Given that Rob Clark asked me to drop 0036bc73ccbe not because it's
irrelevant but because it's potentially dangerous, I did not feel
confident enough ignoring the statement in the commit message and
dropped this patch instead.
If I'm wrong here, I'd be happy to take these two patches if someone
acks it.
--
Thanks,
Sasha
On Tue, Aug 06, 2019 at 06:04:48PM -0400, Sasha Levin wrote:
> On Tue, Aug 06, 2019 at 01:57:56PM +0100, Robin Murphy wrote:
>> Given that the two commits touch entirely separate files I'm not sure what
>> the imagined dependency could be :/
>
>> From the commit message of 3de433c5b38a ("drm/msm: Use the correct
> dma_sync calls in msm_gem"):
>
> Fixes the combination of two patches:
>
> Fixes: 0036bc73ccbe (drm/msm: stop abusing dma_map/unmap for cache)

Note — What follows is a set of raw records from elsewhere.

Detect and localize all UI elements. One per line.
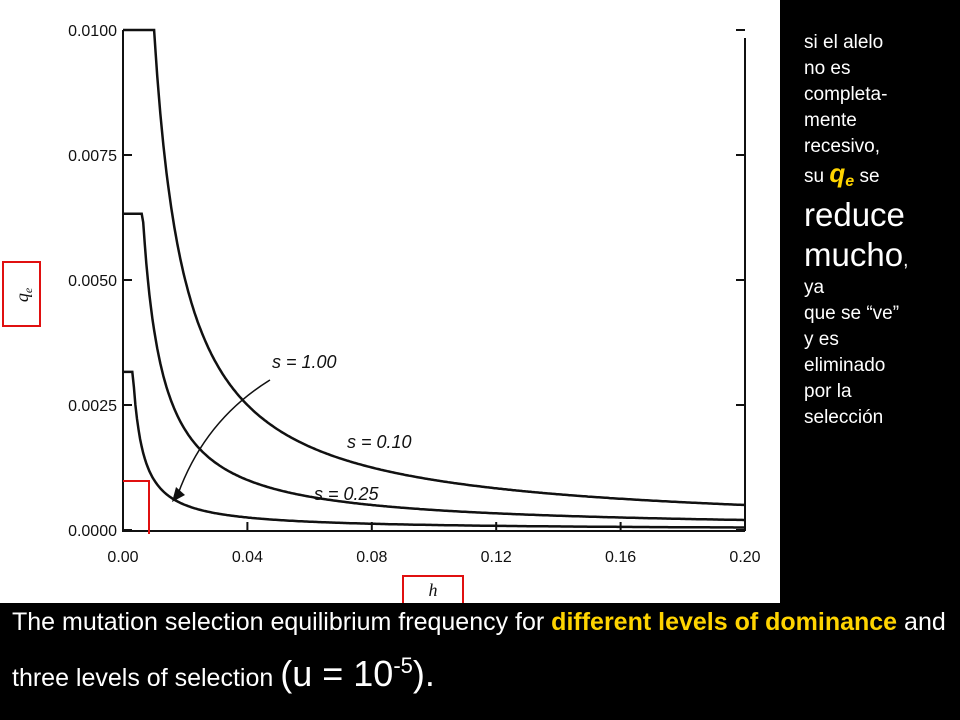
caption-exponent: -5 (393, 653, 413, 678)
x-tick-label: 0.12 (481, 549, 512, 566)
side-note-line: eliminado (804, 355, 886, 376)
series-curve (123, 212, 745, 522)
series-curve (123, 370, 745, 529)
chart: 0.0000 0.0025 0.0050 0.0075 0.0100 0.00 0.04 0.… (2, 23, 761, 603)
x-axis-label: h (429, 580, 438, 600)
caption: The mutation selection equilibrium frequ… (12, 600, 952, 700)
x-tick-label: 0.00 (107, 549, 138, 566)
annotation-arrow (177, 379, 271, 495)
side-note-line-mucho: mucho, (804, 235, 954, 275)
caption-formula: (u = 10-5). (280, 653, 435, 694)
side-note-line: ya (804, 277, 825, 298)
q-subscript: e (845, 173, 855, 190)
ylabel-box (2, 261, 41, 327)
series-curve (123, 28, 746, 507)
y-tick-label: 0.0050 (68, 273, 117, 290)
side-note-line: y es (804, 329, 839, 350)
y-tick-label: 0.0000 (68, 523, 117, 540)
x-tick-label: 0.16 (605, 549, 636, 566)
y-tick-label: 0.0100 (68, 23, 117, 40)
x-tick-label: 0.04 (232, 549, 263, 566)
q-symbol: q (829, 158, 846, 188)
side-note-line: que se “ve” (804, 303, 900, 324)
side-note-word: su (804, 166, 825, 187)
caption-text: and three levels of selection (12, 608, 946, 692)
caption-text: The mutation selection equilibrium frequ… (12, 608, 545, 636)
side-note-line: completa- (804, 84, 888, 105)
y-tick-label: 0.0025 (68, 398, 117, 415)
x-tick-label: 0.20 (729, 549, 760, 566)
side-note-line: mente (804, 110, 857, 131)
curve-label: s = 0.10 (347, 432, 412, 452)
curve-label: s = 1.00 (272, 352, 337, 372)
annotation-arrowhead (172, 487, 185, 502)
side-note-line: selección (804, 407, 884, 428)
plot-panel: 0.0000 0.0025 0.0050 0.0075 0.0100 0.00 0.04 0.… (0, 0, 780, 603)
side-note-line: por la (804, 381, 852, 402)
caption-highlight: different levels of dominance (551, 608, 898, 636)
caption-formula-end: ). (412, 653, 435, 694)
y-axis-label-subscript: e (21, 287, 35, 293)
highlight-box (123, 480, 150, 534)
x-tick-label: 0.08 (356, 549, 387, 566)
curve-label: s = 0.25 (314, 484, 380, 504)
side-note-line-qe: su qe se (804, 160, 954, 195)
side-note-emphasis: reduce (804, 196, 905, 233)
side-note-line: recesivo, (804, 136, 881, 157)
y-tick-label: 0.0075 (68, 148, 117, 165)
side-note-comma: , (903, 250, 909, 271)
side-note-line: si el alelo (804, 32, 884, 53)
side-note: si el alelo no es completa- mente recesi… (804, 30, 954, 431)
xlabel-box (402, 575, 464, 603)
side-note-emphasis: mucho (804, 236, 904, 273)
side-note-line: no es (804, 58, 851, 79)
side-note-word: se (859, 166, 880, 187)
caption-formula-base: (u = 10 (280, 653, 394, 694)
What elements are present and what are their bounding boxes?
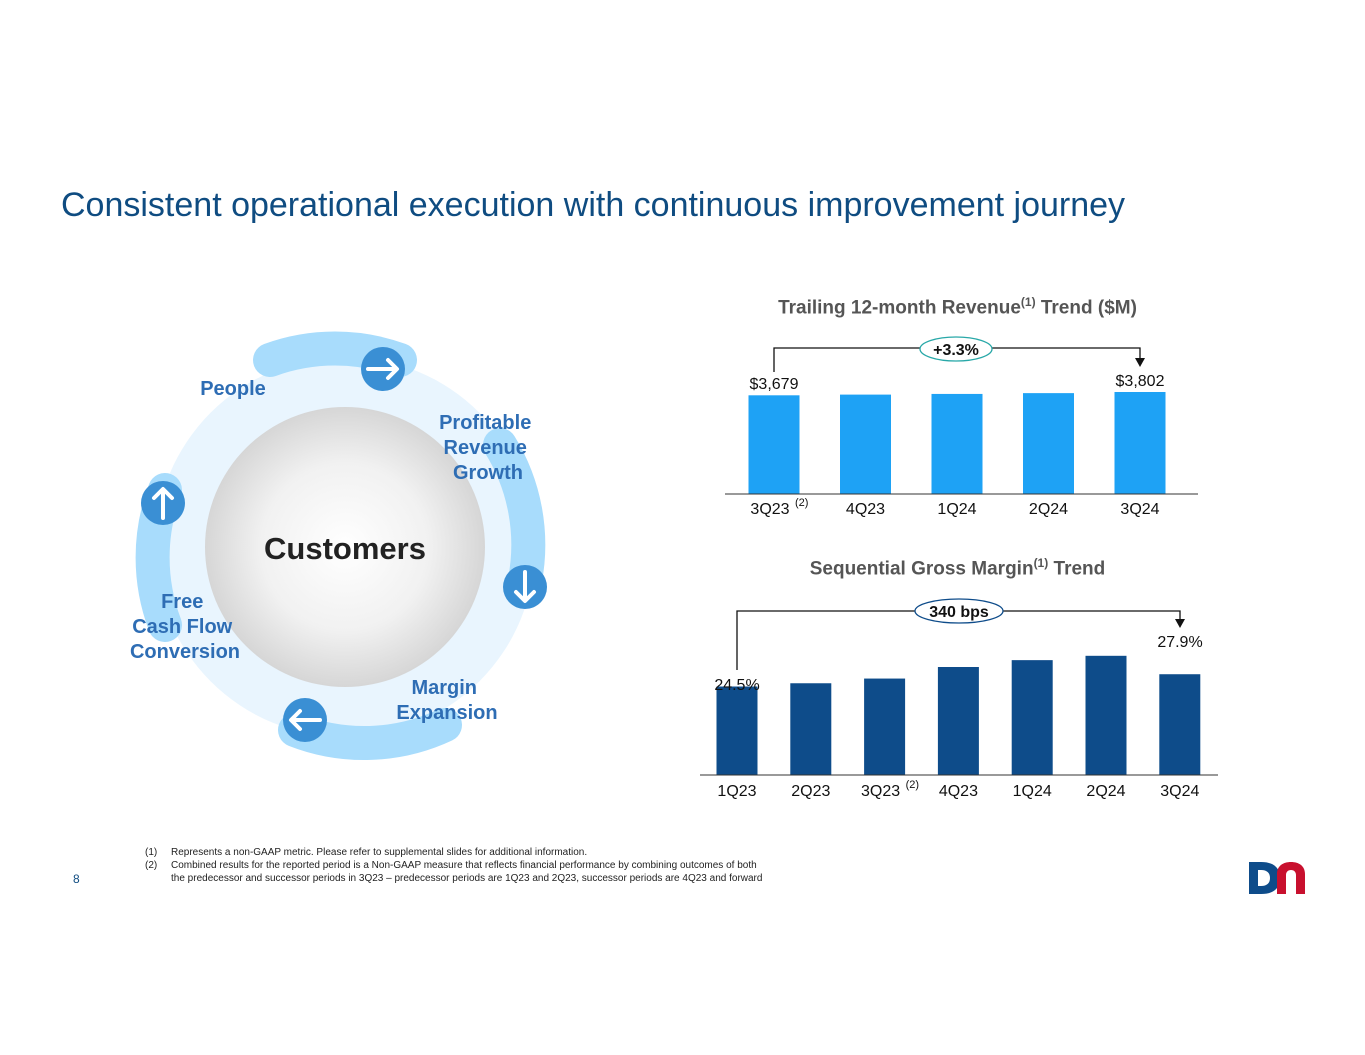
revenue-bar-2q24 <box>1023 393 1074 494</box>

> Fixes: 449fa54d6815 (dma-direct: correct the physical addr in dma_direct_sync_sg_for_cpu/device)
>
>> 0036bc73ccbe is indeed not a fix (frankly I'm not convinced it's even a
>> valid change at all) but even conceptually it bears no relation whatsoever
>> to the genuine bug fixed by 449fa54d6815.
>
> Given that Rob Clark asked me to drop 0036bc73ccbe not because it's
> irrelevant but because it's potentially dangerous, I did not feel
> confident enough ignoring the statement in the commit message and
> dropped this patch instead.
449fa54d6815 fixes swiotlb misbehaving vs the API spec for the call,
something that real users on x86 cought. Robs fix works around the
fact that msm is badly abusing dma API. So even if both are genuine
bugs it is pretty clear we need to decide the match for the proper
users of the API and not the single abuser.